As with any type of limited partnership, there are many benefits to filing as an MLP, which may include:

  • Avoiding corporate tax rates;
  • Reduced liability for limited partners, although parties also have restricted rights; and
  • Benefits associated with liquid securities that can be traded publicly.

In addition, MLPs tend to save costs on funding due to the nature of the business operations as well as the favorable tax implications.

What if I Have a Dispute that Involves a Limited Partnership?

One of the primary factors that separates the different types of partnerships is the amount of liability that can be attributed to each partner. The type of partnership will determine which of the partners can be held responsible for the financial losses of the partnership.

Typically, a limited partner is only liable to the extent of the investment they made to the limited partnership. However, if the partner was acting outside the scope of their duties as a limited partner, it is likely that they will be held personally liable for any injuries or losses that they caused.

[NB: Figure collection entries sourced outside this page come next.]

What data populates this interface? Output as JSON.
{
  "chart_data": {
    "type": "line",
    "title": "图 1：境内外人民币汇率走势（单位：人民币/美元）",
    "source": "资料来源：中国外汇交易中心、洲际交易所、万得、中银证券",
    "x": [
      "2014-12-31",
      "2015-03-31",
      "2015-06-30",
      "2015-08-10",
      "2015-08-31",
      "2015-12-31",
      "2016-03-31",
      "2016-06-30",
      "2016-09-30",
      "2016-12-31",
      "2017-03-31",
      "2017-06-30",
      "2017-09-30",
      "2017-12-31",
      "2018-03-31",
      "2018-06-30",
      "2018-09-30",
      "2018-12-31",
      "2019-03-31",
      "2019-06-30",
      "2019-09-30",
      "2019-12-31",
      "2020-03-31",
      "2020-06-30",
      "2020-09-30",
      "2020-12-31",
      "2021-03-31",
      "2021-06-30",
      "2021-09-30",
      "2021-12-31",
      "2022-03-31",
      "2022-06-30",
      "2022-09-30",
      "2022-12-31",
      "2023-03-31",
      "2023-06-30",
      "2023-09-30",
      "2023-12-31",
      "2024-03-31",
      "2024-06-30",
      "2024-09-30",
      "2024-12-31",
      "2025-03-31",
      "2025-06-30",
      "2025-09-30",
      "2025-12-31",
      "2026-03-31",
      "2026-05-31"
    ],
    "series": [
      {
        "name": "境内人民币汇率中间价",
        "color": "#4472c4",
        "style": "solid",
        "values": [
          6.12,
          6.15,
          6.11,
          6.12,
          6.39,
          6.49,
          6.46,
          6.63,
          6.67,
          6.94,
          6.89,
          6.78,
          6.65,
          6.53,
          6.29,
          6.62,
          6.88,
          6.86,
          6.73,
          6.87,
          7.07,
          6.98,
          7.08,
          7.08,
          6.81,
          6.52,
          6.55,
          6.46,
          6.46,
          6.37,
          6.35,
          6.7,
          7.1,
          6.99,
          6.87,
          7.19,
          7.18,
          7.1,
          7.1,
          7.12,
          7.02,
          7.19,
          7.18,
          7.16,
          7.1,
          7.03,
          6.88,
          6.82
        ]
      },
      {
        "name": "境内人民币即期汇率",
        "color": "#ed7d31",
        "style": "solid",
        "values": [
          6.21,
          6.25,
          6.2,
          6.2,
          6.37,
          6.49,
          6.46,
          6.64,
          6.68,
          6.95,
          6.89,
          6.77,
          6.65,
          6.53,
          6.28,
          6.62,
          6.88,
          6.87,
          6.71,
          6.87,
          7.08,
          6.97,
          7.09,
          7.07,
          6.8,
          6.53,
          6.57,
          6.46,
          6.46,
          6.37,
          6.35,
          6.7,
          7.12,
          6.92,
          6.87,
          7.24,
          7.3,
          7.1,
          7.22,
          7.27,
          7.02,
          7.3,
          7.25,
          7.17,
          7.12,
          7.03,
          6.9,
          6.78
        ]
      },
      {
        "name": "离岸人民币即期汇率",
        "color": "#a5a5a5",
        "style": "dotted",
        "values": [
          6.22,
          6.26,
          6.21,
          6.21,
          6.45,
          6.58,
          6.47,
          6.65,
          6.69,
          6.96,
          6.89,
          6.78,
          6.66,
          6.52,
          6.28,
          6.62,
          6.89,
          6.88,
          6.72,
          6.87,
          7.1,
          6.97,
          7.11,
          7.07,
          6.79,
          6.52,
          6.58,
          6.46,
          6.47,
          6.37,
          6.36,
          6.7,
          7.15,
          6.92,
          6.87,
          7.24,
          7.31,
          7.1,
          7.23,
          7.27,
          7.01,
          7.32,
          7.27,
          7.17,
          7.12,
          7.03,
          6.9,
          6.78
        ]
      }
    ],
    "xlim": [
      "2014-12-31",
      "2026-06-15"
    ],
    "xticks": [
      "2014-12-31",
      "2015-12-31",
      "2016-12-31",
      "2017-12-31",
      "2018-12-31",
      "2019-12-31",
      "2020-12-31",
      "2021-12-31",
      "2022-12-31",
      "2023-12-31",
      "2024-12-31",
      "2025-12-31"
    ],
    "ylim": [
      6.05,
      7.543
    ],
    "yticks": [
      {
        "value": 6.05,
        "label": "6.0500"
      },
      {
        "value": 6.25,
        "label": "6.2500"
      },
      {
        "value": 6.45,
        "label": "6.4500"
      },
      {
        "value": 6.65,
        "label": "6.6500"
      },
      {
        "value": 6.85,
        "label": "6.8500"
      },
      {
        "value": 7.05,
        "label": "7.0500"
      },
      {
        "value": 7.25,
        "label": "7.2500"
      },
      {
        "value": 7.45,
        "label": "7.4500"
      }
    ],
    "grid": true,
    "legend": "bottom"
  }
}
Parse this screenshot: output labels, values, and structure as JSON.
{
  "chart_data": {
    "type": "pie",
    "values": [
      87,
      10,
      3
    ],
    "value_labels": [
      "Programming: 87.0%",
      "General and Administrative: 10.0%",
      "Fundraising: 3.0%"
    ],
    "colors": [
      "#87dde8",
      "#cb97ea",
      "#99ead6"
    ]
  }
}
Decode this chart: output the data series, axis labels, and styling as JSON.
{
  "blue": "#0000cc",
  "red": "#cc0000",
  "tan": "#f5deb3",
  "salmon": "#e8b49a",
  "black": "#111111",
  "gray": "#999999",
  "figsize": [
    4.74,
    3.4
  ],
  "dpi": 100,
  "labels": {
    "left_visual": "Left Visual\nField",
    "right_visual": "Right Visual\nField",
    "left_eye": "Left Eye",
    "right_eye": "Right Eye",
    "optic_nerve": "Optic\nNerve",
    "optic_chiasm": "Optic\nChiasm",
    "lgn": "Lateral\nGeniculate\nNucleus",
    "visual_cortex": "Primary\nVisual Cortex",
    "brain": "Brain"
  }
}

For example, if the limited partner attempts to hold themselves out as if they are a general partner and starts making management decisions or represents as much to a third party, then they may be held personally liable for their actions. On the other hand, if the limited partner was acting within the scope of their duties, which are typically set forth by the terms of an entity’s partnership agreement, it is more likely that the limited partnership itself will be held responsible for any injuries or losses that result.

In certain cases, multiple partners in the partnership may be jointly liable either to the partnership or be held responsible for paying damages awarded to a plaintiff. This will depend on the individual facts surrounding each case as well as the liability agreement created between and entered into by the partner and their partnership organization.

What Legal Issues are Associated with Master Limited Partnerships?

One of the legal issues that may be associated with Master Limited Partnerships includes that the tax implications, although they are beneficial, may also be very complex. The distributions from a MLP to its members are subject to complex legal and tax determinations that may require legal assistance.

In addition, because MLPs tend to be larger organizations, the partners often have somewhat limited interests in the securities. Even the general partners may have somewhat smaller interests in comparison with other types of business forms.

Disputes over securities issues may arise in an MLP setting, which may require a lawsuit to resolve.

Do I Need a Lawyer for Help with MLP Issues?

A Master Limited Partnership is a highly specific type of business structure. It may be helpful to have the assistance of a corporate lawyer for any issues, questions, or concerns you may have regarding a master limited partnership or with any other types of business matters.

If a dispute arises related to your MLP, your attorney can help you file a lawsuit. If a lawsuit becomes necessary, your lawyer will represent you throughout the process.